Não sei, prezado General, e sinceramente não tenho a certeza de querer saber a natureza desse evento que descrevi. O que sei é que jamais vi uma ilha inteira de magnitudes colossais como Kork'ova ser reduzida a nada como foi o acontecido. Nada General! Nada! Peço desculpas pela emotividade que expresso em meu relatório. Perdi todos os homens sob meu comando. Mando esta carta por via da cozinheira que voa de dirigível para Lúmina, com a tarefa de fazê-la chegar em mãos. Nesse exato momento em que encerro meu comunicado, pego a minha balsa e me retiro prontamente do serviço à guarda da maior cidade do mundo, parvo, envelhecido e atônito. Não terei condições de dar baixa oficialmente, peço como favor pela nossa antiga amizade. E por toda a honra que tive em combater ao lado dos bravos, peço que ache meios de pelo menos descobrir a natureza da catástrofe.

Muito obrigado,
Coronel Porco do Mar

De Coddyth para Cae'fen  

Posted by Harijan D


Lumina, Distrito do Tijolo Rachado, 13° Dia do Mês da Transição, ano 899L

Caro Cae'fen

Há muito, e eu sei que você sente, não nos falamos.
Sinto sua falta imensamente... sorrisos.

Venho viajando por uma longa, e penosa estrada. Sei que você não sabe o que é uma estrada, você é burro, coitadinho. Sempre foi, e sempre será o pior. Mas não chore. A vida não é fácil para ninguém. Então, caso tenha, por algum milagre da sua mãezinha natureza, virado um guerreiro de verdade, e recebido essa carta, ótimo, minha crença no karma chegou ao fim do fosso da desilusão. Caso não, sei que você achou essa carta numa imensa eventualidade, sem nenhuma das suas ações terem sido responsáveis ao tal encontro, como um verdadeiro fraco que és.

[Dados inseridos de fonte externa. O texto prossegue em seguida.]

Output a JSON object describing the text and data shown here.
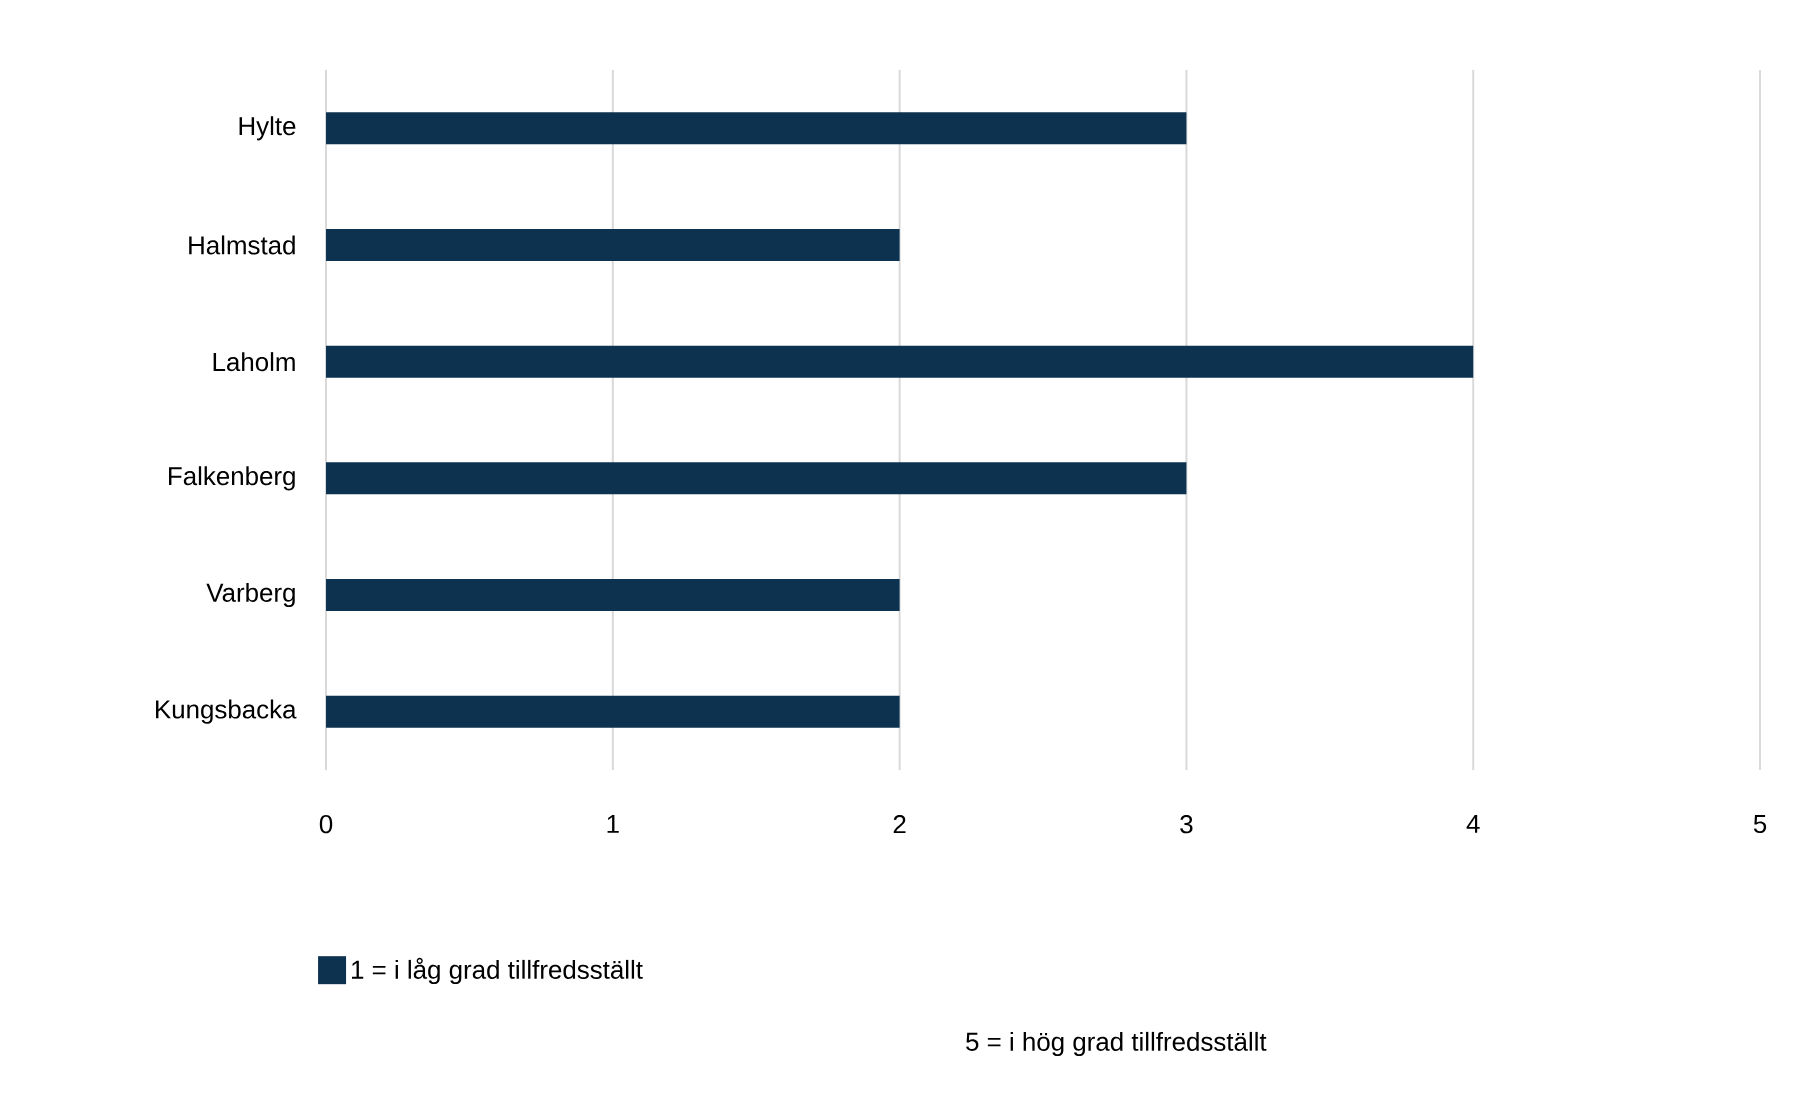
{
  "chart_data": {
    "type": "bar",
    "orientation": "horizontal",
    "categories": [
      "Hylte",
      "Halmstad",
      "Laholm",
      "Falkenberg",
      "Varberg",
      "Kungsbacka"
    ],
    "series": [
      {
        "name": "1 = i låg grad tillfredsställt",
        "color": "#0d3250",
        "values": [
          3,
          2,
          4,
          3,
          2,
          2
        ]
      }
    ],
    "xlim": [
      0,
      5
    ],
    "xticks": [
      0,
      1,
      2,
      3,
      4,
      5
    ],
    "grid": "x",
    "legend": "bottom",
    "annotations": [
      "5 = i hög grad tillfredsställt"
    ]
  }
}
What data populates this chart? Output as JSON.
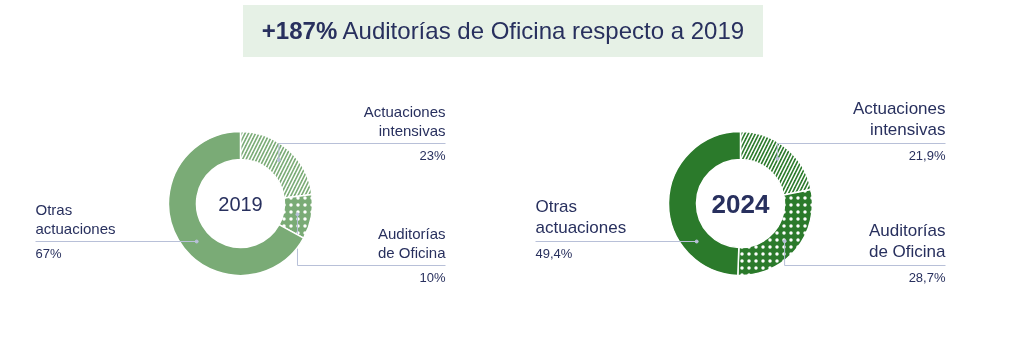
{
  "chart_data": [
    {
      "type": "donut",
      "title": "+187% Auditorías de Oficina respecto a 2019",
      "annotations": [
        "2019"
      ],
      "categories": [
        "Actuaciones intensivas",
        "Auditorías de Oficina",
        "Otras actuaciones"
      ],
      "values": [
        23,
        10,
        67
      ],
      "value_labels": [
        "23%",
        "10%",
        "67%"
      ],
      "colors": [
        "#7aab76",
        "#7aab76",
        "#7aab76"
      ]
    },
    {
      "type": "donut",
      "annotations": [
        "2024"
      ],
      "categories": [
        "Actuaciones intensivas",
        "Auditorías de Oficina",
        "Otras actuaciones"
      ],
      "values": [
        21.9,
        28.7,
        49.4
      ],
      "value_labels": [
        "21,9%",
        "28,7%",
        "49,4%"
      ],
      "colors": [
        "#2b7a2b",
        "#2b7a2b",
        "#2b7a2b"
      ]
    }
  ]
}
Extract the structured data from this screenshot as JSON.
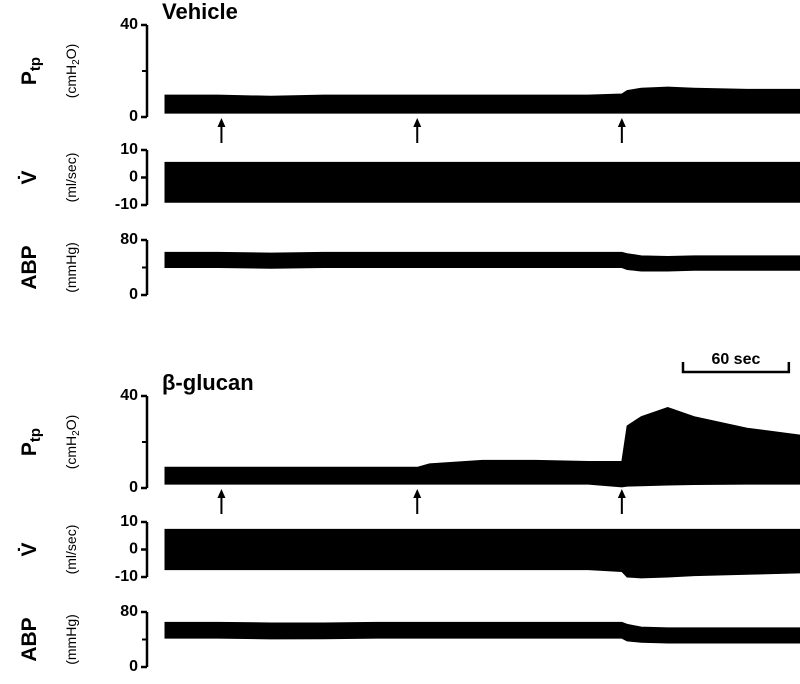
{
  "chart_data": [
    {
      "type": "band",
      "title": "Vehicle",
      "ylabel": "P",
      "ylabel_sub": "tp",
      "unit": "(cmH",
      "unit_sub": "2",
      "unit_end": "O)",
      "ylim": [
        0,
        40
      ],
      "yticks": [
        0,
        40
      ],
      "minor_yticks": [
        20
      ],
      "xlim": [
        0,
        360
      ],
      "x": [
        0,
        30,
        60,
        90,
        120,
        143,
        150,
        180,
        210,
        240,
        259,
        262,
        270,
        285,
        300,
        330,
        360
      ],
      "upper": [
        9.5,
        9.5,
        9,
        9.5,
        9.5,
        9.5,
        9.5,
        9.5,
        9.5,
        9.5,
        10,
        11.5,
        12.5,
        13,
        12.5,
        12,
        12
      ],
      "lower": [
        1.7,
        1.7,
        1.7,
        1.7,
        1.7,
        1.7,
        1.7,
        1.7,
        1.7,
        1.7,
        1.7,
        1.7,
        1.7,
        1.7,
        1.7,
        1.7,
        1.7
      ],
      "markers": [
        32,
        143,
        259
      ],
      "color": "#000000"
    },
    {
      "type": "band",
      "ylabel": "V̇",
      "unit": "(ml/sec)",
      "ylim": [
        -10,
        10
      ],
      "yticks": [
        -10,
        0,
        10
      ],
      "xlim": [
        0,
        360
      ],
      "x": [
        0,
        30,
        60,
        90,
        120,
        143,
        150,
        180,
        210,
        240,
        259,
        262,
        270,
        285,
        300,
        330,
        360
      ],
      "upper": [
        5.5,
        5.5,
        5.5,
        5.5,
        5.5,
        5.5,
        5.5,
        5.5,
        5.5,
        5.5,
        5.5,
        5.5,
        5.5,
        5.5,
        5.5,
        5.5,
        5.5
      ],
      "lower": [
        -9,
        -9,
        -9,
        -9,
        -9,
        -9,
        -9,
        -9,
        -9,
        -9,
        -9,
        -9,
        -9,
        -9,
        -9,
        -9,
        -9
      ],
      "color": "#000000"
    },
    {
      "type": "band",
      "ylabel": "ABP",
      "unit": "(mmHg)",
      "ylim": [
        0,
        80
      ],
      "yticks": [
        0,
        80
      ],
      "minor_yticks": [
        40
      ],
      "xlim": [
        0,
        360
      ],
      "x": [
        0,
        30,
        60,
        90,
        120,
        143,
        150,
        180,
        210,
        240,
        259,
        262,
        270,
        285,
        300,
        330,
        360
      ],
      "upper": [
        62,
        62,
        61,
        62,
        62,
        62,
        62,
        62,
        62,
        62,
        62,
        60,
        57,
        56,
        57,
        57,
        57
      ],
      "lower": [
        40,
        40,
        39,
        40,
        40,
        40,
        40,
        40,
        40,
        40,
        40,
        37,
        35,
        35,
        36,
        36,
        36
      ],
      "color": "#000000"
    },
    {
      "type": "band",
      "title": "β-glucan",
      "ylabel": "P",
      "ylabel_sub": "tp",
      "unit": "(cmH",
      "unit_sub": "2",
      "unit_end": "O)",
      "ylim": [
        0,
        40
      ],
      "yticks": [
        0,
        40
      ],
      "minor_yticks": [
        20
      ],
      "xlim": [
        0,
        360
      ],
      "x": [
        0,
        30,
        60,
        90,
        120,
        143,
        150,
        180,
        210,
        240,
        259,
        262,
        270,
        285,
        300,
        330,
        360
      ],
      "upper": [
        9,
        9,
        9,
        9,
        9,
        9,
        10.5,
        12,
        12,
        11.5,
        11.5,
        27,
        31,
        35,
        31,
        26,
        23
      ],
      "lower": [
        1.7,
        1.7,
        1.7,
        1.7,
        1.7,
        1.7,
        1.7,
        1.7,
        1.7,
        1.7,
        0.5,
        0.8,
        1,
        1.3,
        1.5,
        1.7,
        1.7
      ],
      "markers": [
        32,
        143,
        259
      ],
      "scale_bar": {
        "value": 60,
        "label": "60 sec"
      },
      "color": "#000000"
    },
    {
      "type": "band",
      "ylabel": "V̇",
      "unit": "(ml/sec)",
      "ylim": [
        -10,
        10
      ],
      "yticks": [
        -10,
        0,
        10
      ],
      "xlim": [
        0,
        360
      ],
      "x": [
        0,
        30,
        60,
        90,
        120,
        143,
        150,
        180,
        210,
        240,
        259,
        262,
        270,
        285,
        300,
        330,
        360
      ],
      "upper": [
        7.3,
        7.3,
        7.3,
        7.3,
        7.3,
        7.3,
        7.3,
        7.3,
        7.3,
        7.3,
        7.3,
        7.3,
        7.3,
        7.3,
        7.3,
        7.3,
        7.3
      ],
      "lower": [
        -7.3,
        -7.3,
        -7.3,
        -7.3,
        -7.3,
        -7.3,
        -7.3,
        -7.3,
        -7.3,
        -7.3,
        -8,
        -10,
        -10.3,
        -10,
        -9.5,
        -9,
        -8.5
      ],
      "color": "#000000"
    },
    {
      "type": "band",
      "ylabel": "ABP",
      "unit": "(mmHg)",
      "ylim": [
        0,
        80
      ],
      "yticks": [
        0,
        80
      ],
      "minor_yticks": [
        40
      ],
      "xlim": [
        0,
        360
      ],
      "x": [
        0,
        30,
        60,
        90,
        120,
        143,
        150,
        180,
        210,
        240,
        259,
        262,
        270,
        285,
        300,
        330,
        360
      ],
      "upper": [
        65,
        65,
        64,
        64,
        65,
        65,
        65,
        65,
        65,
        65,
        65,
        62,
        58,
        57,
        57,
        57,
        57
      ],
      "lower": [
        42,
        42,
        41,
        41,
        42,
        42,
        42,
        42,
        42,
        42,
        42,
        38,
        36,
        35,
        35,
        35,
        35
      ],
      "color": "#000000"
    }
  ]
}
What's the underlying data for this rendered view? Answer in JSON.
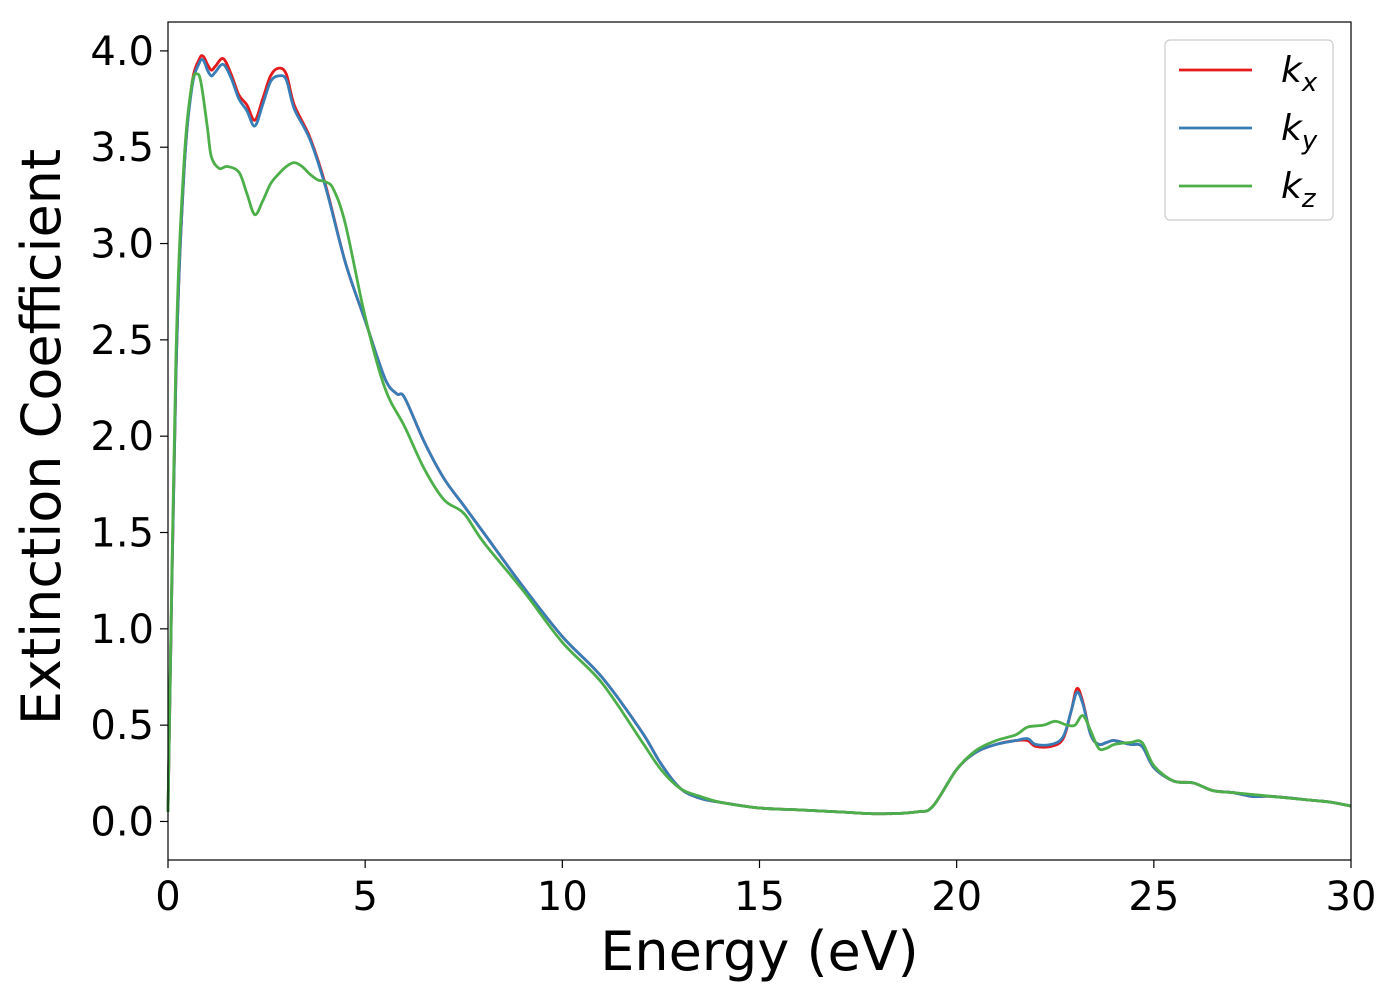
{
  "chart_data": {
    "type": "line",
    "xlabel": "Energy (eV)",
    "ylabel": "Extinction Coefficient",
    "xlim": [
      0,
      30
    ],
    "ylim": [
      -0.2,
      4.15
    ],
    "xticks": [
      0,
      5,
      10,
      15,
      20,
      25,
      30
    ],
    "xtick_labels": [
      "0",
      "5",
      "10",
      "15",
      "20",
      "25",
      "30"
    ],
    "yticks": [
      0.0,
      0.5,
      1.0,
      1.5,
      2.0,
      2.5,
      3.0,
      3.5,
      4.0
    ],
    "ytick_labels": [
      "0.0",
      "0.5",
      "1.0",
      "1.5",
      "2.0",
      "2.5",
      "3.0",
      "3.5",
      "4.0"
    ],
    "grid": false,
    "legend_position": "top-right",
    "series": [
      {
        "name": "k_x",
        "label_main": "k",
        "label_sub": "x",
        "color": "#e41a1c",
        "x": [
          0,
          0.2,
          0.4,
          0.6,
          0.8,
          0.9,
          1.0,
          1.1,
          1.2,
          1.4,
          1.6,
          1.8,
          2.0,
          2.2,
          2.4,
          2.6,
          2.8,
          3.0,
          3.2,
          3.6,
          4.0,
          4.5,
          5.0,
          5.5,
          5.8,
          6.0,
          6.5,
          7.0,
          7.5,
          8.0,
          9.0,
          10.0,
          11.0,
          12.0,
          12.5,
          13.0,
          13.5,
          14.0,
          15.0,
          16.0,
          17.0,
          18.0,
          19.0,
          19.4,
          20.0,
          20.5,
          21.0,
          21.5,
          21.8,
          22.0,
          22.4,
          22.7,
          22.9,
          23.05,
          23.2,
          23.4,
          23.6,
          23.8,
          24.0,
          24.4,
          24.7,
          25.0,
          25.5,
          26.0,
          26.5,
          27.0,
          27.5,
          28.0,
          29.0,
          29.5,
          30.0
        ],
        "y": [
          0.05,
          2.3,
          3.35,
          3.82,
          3.96,
          3.97,
          3.93,
          3.9,
          3.92,
          3.96,
          3.88,
          3.77,
          3.72,
          3.64,
          3.75,
          3.87,
          3.91,
          3.88,
          3.72,
          3.55,
          3.3,
          2.9,
          2.6,
          2.3,
          2.22,
          2.2,
          1.97,
          1.78,
          1.64,
          1.5,
          1.22,
          0.96,
          0.75,
          0.47,
          0.3,
          0.17,
          0.12,
          0.1,
          0.07,
          0.06,
          0.05,
          0.04,
          0.05,
          0.08,
          0.27,
          0.36,
          0.4,
          0.42,
          0.42,
          0.39,
          0.39,
          0.43,
          0.57,
          0.69,
          0.62,
          0.45,
          0.4,
          0.41,
          0.42,
          0.4,
          0.39,
          0.28,
          0.21,
          0.2,
          0.16,
          0.15,
          0.13,
          0.13,
          0.11,
          0.1,
          0.08
        ]
      },
      {
        "name": "k_y",
        "label_main": "k",
        "label_sub": "y",
        "color": "#377eb8",
        "x": [
          0,
          0.2,
          0.4,
          0.6,
          0.8,
          0.9,
          1.0,
          1.1,
          1.2,
          1.4,
          1.6,
          1.8,
          2.0,
          2.2,
          2.4,
          2.6,
          2.8,
          3.0,
          3.2,
          3.6,
          4.0,
          4.5,
          5.0,
          5.5,
          5.8,
          6.0,
          6.5,
          7.0,
          7.5,
          8.0,
          9.0,
          10.0,
          11.0,
          12.0,
          12.5,
          13.0,
          13.5,
          14.0,
          15.0,
          16.0,
          17.0,
          18.0,
          19.0,
          19.4,
          20.0,
          20.5,
          21.0,
          21.5,
          21.8,
          22.0,
          22.4,
          22.7,
          22.9,
          23.05,
          23.2,
          23.4,
          23.6,
          23.8,
          24.0,
          24.4,
          24.7,
          25.0,
          25.5,
          26.0,
          26.5,
          27.0,
          27.5,
          28.0,
          29.0,
          29.5,
          30.0
        ],
        "y": [
          0.05,
          2.3,
          3.35,
          3.8,
          3.94,
          3.95,
          3.9,
          3.87,
          3.89,
          3.93,
          3.86,
          3.75,
          3.69,
          3.61,
          3.72,
          3.84,
          3.87,
          3.85,
          3.7,
          3.54,
          3.29,
          2.9,
          2.6,
          2.3,
          2.22,
          2.2,
          1.97,
          1.78,
          1.64,
          1.5,
          1.22,
          0.96,
          0.75,
          0.47,
          0.3,
          0.17,
          0.12,
          0.1,
          0.07,
          0.06,
          0.05,
          0.04,
          0.05,
          0.08,
          0.27,
          0.36,
          0.4,
          0.42,
          0.43,
          0.4,
          0.4,
          0.44,
          0.57,
          0.67,
          0.61,
          0.45,
          0.4,
          0.41,
          0.42,
          0.4,
          0.39,
          0.28,
          0.21,
          0.2,
          0.16,
          0.15,
          0.13,
          0.13,
          0.11,
          0.1,
          0.08
        ]
      },
      {
        "name": "k_z",
        "label_main": "k",
        "label_sub": "z",
        "color": "#4daf4a",
        "x": [
          0,
          0.2,
          0.4,
          0.6,
          0.75,
          0.85,
          1.0,
          1.1,
          1.3,
          1.5,
          1.8,
          2.0,
          2.2,
          2.4,
          2.6,
          2.8,
          3.0,
          3.2,
          3.4,
          3.6,
          3.8,
          4.0,
          4.2,
          4.5,
          5.0,
          5.5,
          6.0,
          6.5,
          7.0,
          7.5,
          8.0,
          9.0,
          10.0,
          11.0,
          12.0,
          12.5,
          13.0,
          13.5,
          14.0,
          15.0,
          16.0,
          17.0,
          18.0,
          19.0,
          19.4,
          20.0,
          20.5,
          21.0,
          21.5,
          21.8,
          22.2,
          22.5,
          22.8,
          23.0,
          23.2,
          23.4,
          23.6,
          23.8,
          24.0,
          24.4,
          24.7,
          25.0,
          25.5,
          26.0,
          26.5,
          27.0,
          27.5,
          28.0,
          29.0,
          29.5,
          30.0
        ],
        "y": [
          0.05,
          2.4,
          3.4,
          3.82,
          3.88,
          3.82,
          3.6,
          3.45,
          3.39,
          3.4,
          3.37,
          3.26,
          3.15,
          3.22,
          3.31,
          3.36,
          3.4,
          3.42,
          3.4,
          3.36,
          3.33,
          3.32,
          3.28,
          3.1,
          2.62,
          2.25,
          2.05,
          1.83,
          1.67,
          1.6,
          1.45,
          1.2,
          0.93,
          0.72,
          0.42,
          0.27,
          0.17,
          0.13,
          0.1,
          0.07,
          0.06,
          0.05,
          0.04,
          0.05,
          0.08,
          0.27,
          0.37,
          0.42,
          0.45,
          0.49,
          0.5,
          0.52,
          0.5,
          0.5,
          0.55,
          0.47,
          0.38,
          0.38,
          0.4,
          0.41,
          0.41,
          0.29,
          0.21,
          0.2,
          0.16,
          0.15,
          0.14,
          0.13,
          0.11,
          0.1,
          0.08
        ]
      }
    ]
  }
}
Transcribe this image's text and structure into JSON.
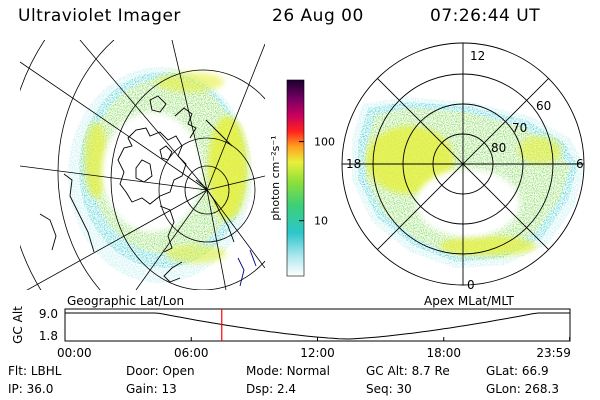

Mas não falemos apenas sobre você, né? Afinal, a carta é minha.

Após ter saído daquele antrozinho de herbivorozinhos, onde tudo era flor, orvalho campestre, e FRUTINHA, viajei e conheci inúmeras pessoas e lugares inimagináveis, para gente como você, claro, que nunca saiu do berçal, que é o lugar dos bebês chorões, e que não aguentaria nem sequer um segundinho de peleja de homem. Locais de grandeza e brilhos incomensuráveis, de cortinas de quedas d'água que desafiam todas as leis da lógica, rios que se elevam além das mais altas copas das mais altas árvores, ou que correm para cima, desertos com torres naturais de gelo habitadas por seres misteriosos, mares mais cristalinos que vidro, repleto de ilhas secretas, tesouros naufragados, monstros marinhos gigantes e piratas honrados e cruéis.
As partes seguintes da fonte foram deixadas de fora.